Gladdening the mind

I’ve been listening to a new podcast from Plum Village, Zen Master Thich Nhat Hanh’s retreat center in France, where I spent many summer weeks with my family over a period of about 8 years from 2008 until 2016.

The podcast is called The Way Out Is In (you can find it in Apple Podcasts, Spotify etc), and it is hosted by a journalist named Jo Confino, and Phap Huu, a young monk who spent many, many years as one of Thich Nhat Hanh’s personal attendants.

One particular episode, number 14, has had a transformative effect on me, an interview with Sister Jina, who has been a Zen Buddhist nun for over 30 years, and expresses the absolute core of how to live a peaceful, joyful, simple, happy life through extremely simple practices.

I was particularly drawn to the following ideas:

The nutriments we consume make a huge difference to our happiness and peace. This means not only being mindful of what we eat and drink, but what we read, listen to, watch, the conversations we have, and strikingly, what we think about.

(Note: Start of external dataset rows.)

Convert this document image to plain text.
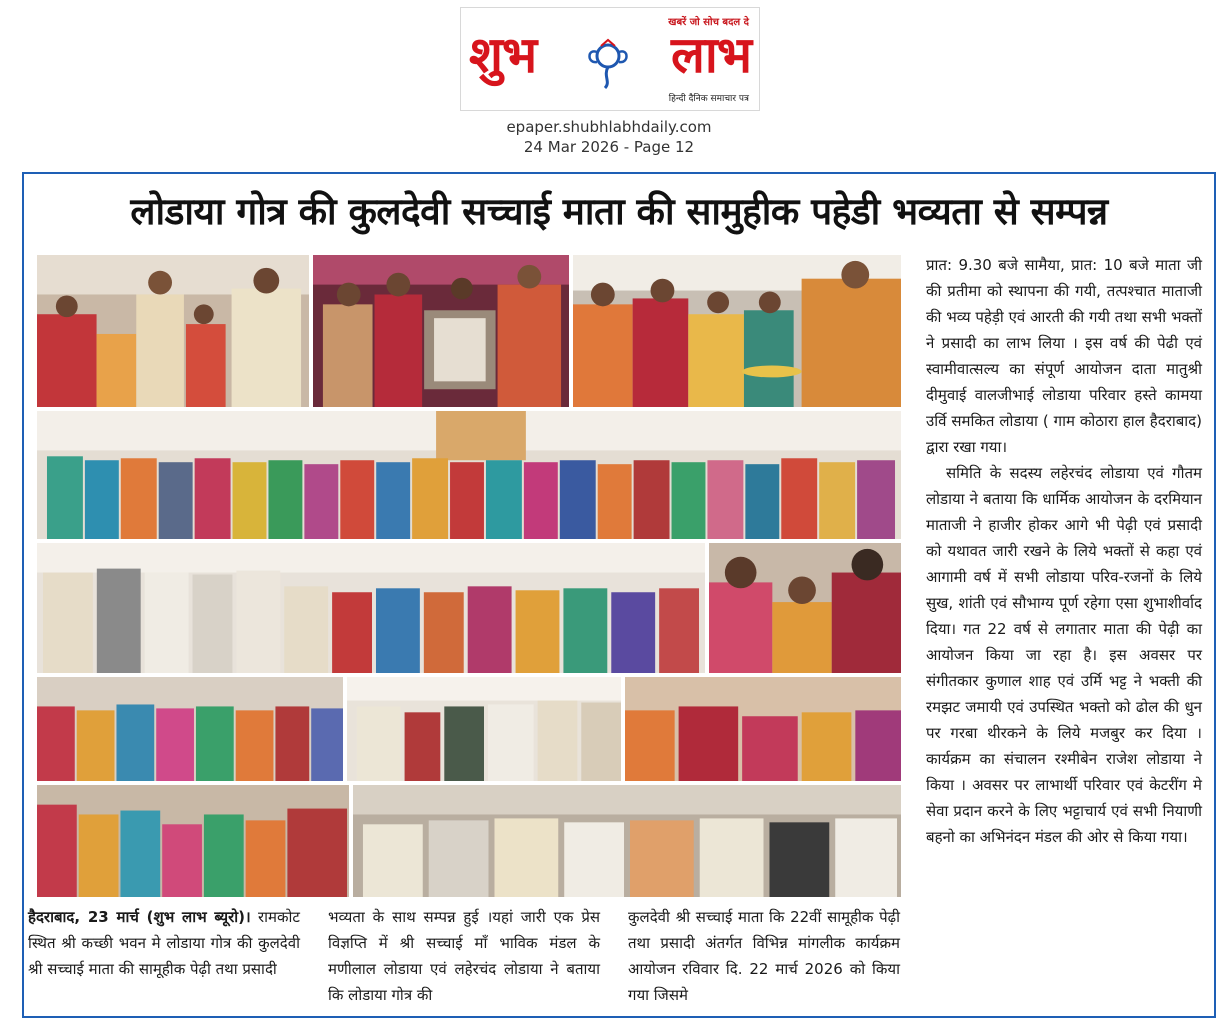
खबरें जो सोच बदल दे
शुभ	लाभ
हिन्दी दैनिक समाचार पत्र
epaper.shubhlabhdaily.com
24 Mar 2026 - Page 12
लोडाया गोत्र की कुलदेवी सच्चाई माता की सामुहीक पहेडी भव्यता से सम्पन्न

प्रात: 9.30 बजे सामैया, प्रात: 10 बजे माता जी की प्रतीमा को स्थापना की गयी, तत्पश्चात माताजी की भव्य पहेड़ी एवं आरती की गयी तथा सभी भक्तों ने प्रसादी का लाभ लिया । इस वर्ष की पेढी एवं स्वामीवात्सल्य का संपूर्ण आयोजन दाता मातुश्री दीमुवाई वालजीभाई लोडाया परिवार हस्ते कामया उर्वि समकित लोडाया ( गाम कोठारा हाल हैदराबाद) द्वारा रखा गया।

समिति के सदस्य लहेरचंद लोडाया एवं गौतम लोडाया ने बताया कि धार्मिक आयोजन के दरमियान माताजी ने हाजीर होकर आगे भी पेढ़ी एवं प्रसादी को यथावत जारी रखने के लिये भक्तों से कहा एवं आगामी वर्ष में सभी लोडाया परिव-रजनों के लिये सुख, शांती एवं सौभाग्य पूर्ण रहेगा एसा शुभाशीर्वाद दिया। गत 22 वर्ष से लगातार माता की पेढ़ी का आयोजन किया जा रहा है। इस अवसर पर संगीतकार कुणाल शाह एवं उर्मि भट्ट ने भक्ती की रमझट जमायी एवं उपस्थित भक्तो को ढोल की धुन पर गरबा थीरकने के लिये मजबुर कर दिया ।कार्यक्रम का संचालन रश्मीबेन राजेश लोडाया ने किया । अवसर पर लाभार्थी परिवार एवं केटरींग मे सेवा प्रदान करने के लिए भट्टाचार्य एवं सभी नियाणी बहनो का अभिनंदन मंडल की ओर से किया गया।

हैदराबाद, 23 मार्च (शुभ लाभ ब्यूरो)। रामकोट स्थित श्री कच्छी भवन मे लोडाया गोत्र की कुलदेवी श्री सच्चाई माता की सामूहीक पेढ़ी तथा प्रसादी
भव्यता के साथ सम्पन्न हुई ।यहां जारी एक प्रेस विज्ञप्ति में श्री सच्चाई माँ भाविक मंडल के मणीलाल लोडाया एवं लहेरचंद लोडाया ने बताया कि लोडाया गोत्र की
कुलदेवी श्री सच्चाई माता कि 22वीं सामूहीक पेढ़ी तथा प्रसादी अंतर्गत विभिन्न मांगलीक कार्यक्रम आयोजन रविवार दि. 22 मार्च 2026 को किया गया जिसमे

If I’m turning around troublesome thoughts in my head all day, I will be troubled. If I am thinking loving, compassionate or creative thoughts, I will be happier. How do we have any say over this? By learning to watch and understand our minds at work, and when the mind is stuck on negative, difficult, recursive themes, steer it back to clearer waters. This takes practice: meditation, and small periods of mindfulness or awareness throughout the day, help develop this skill enormously – in this I am an endless beginner.

Gladdening the mind. This is related to the point above. How do we gladden the mind? Gratitude works very well. In our house we have a round of gratitude before one of the main meals each day, each person says thank you for two or three things they are grateful or thankful about.

Another is to remember and note (mentally, or on paper) something wonderful, or a beautiful moment, from each day. Early this morning I saw sparkling frost gently falling in the headlights of the car as I waited for my son to put his coat on. After dropping him off, I stood in the road looking at a crescent moon, and realised somewhere far away the sun was rising over this planet and lighting that slither of vast planetary body. Wonderful, calm moments.

Uniting body and mind. Arriving in our body, being home in our body, is very calming. But most of the time, our brain is in one place, or all over the place, and our body is a forgotten vessel for getting us around, or keeping the head still while we are lost in thought or staring at a screen. Really feeling our presence in our body, our posture, or following the presence of our breathing within our body as a whole, brings mind and body back together and the effect is very calming.

I’ve been reading about this for years, but only recently have actually started practicing it (as the books kept telling me to do!), and it’s very, very nice. I do this in pre-breakfast meditation, and I’m prompted throughout the day by an hourly beep on my watch, and a 15 minute timer on the computer (a chrome browser extension). I stop, come back to my body, relax my body – it’s a calm place to be.

Realising the present moment is the only moment we have. When we live with this realisation as an indisputable reality, a lot changes. First of all, nearly everything we worry about is never happening right now this instant. “Right now”, is usually full of reasons to be happy. Secondly, we can reconsider how to use each moment. Lost in recursive thought by the fire the other day, I remembered this – this is the only moment I have – and went to sit on the sofa to chat with my son, realising, if this is the only moment I have, I’d rather interact kindly with him than be lost in mostly useless thought.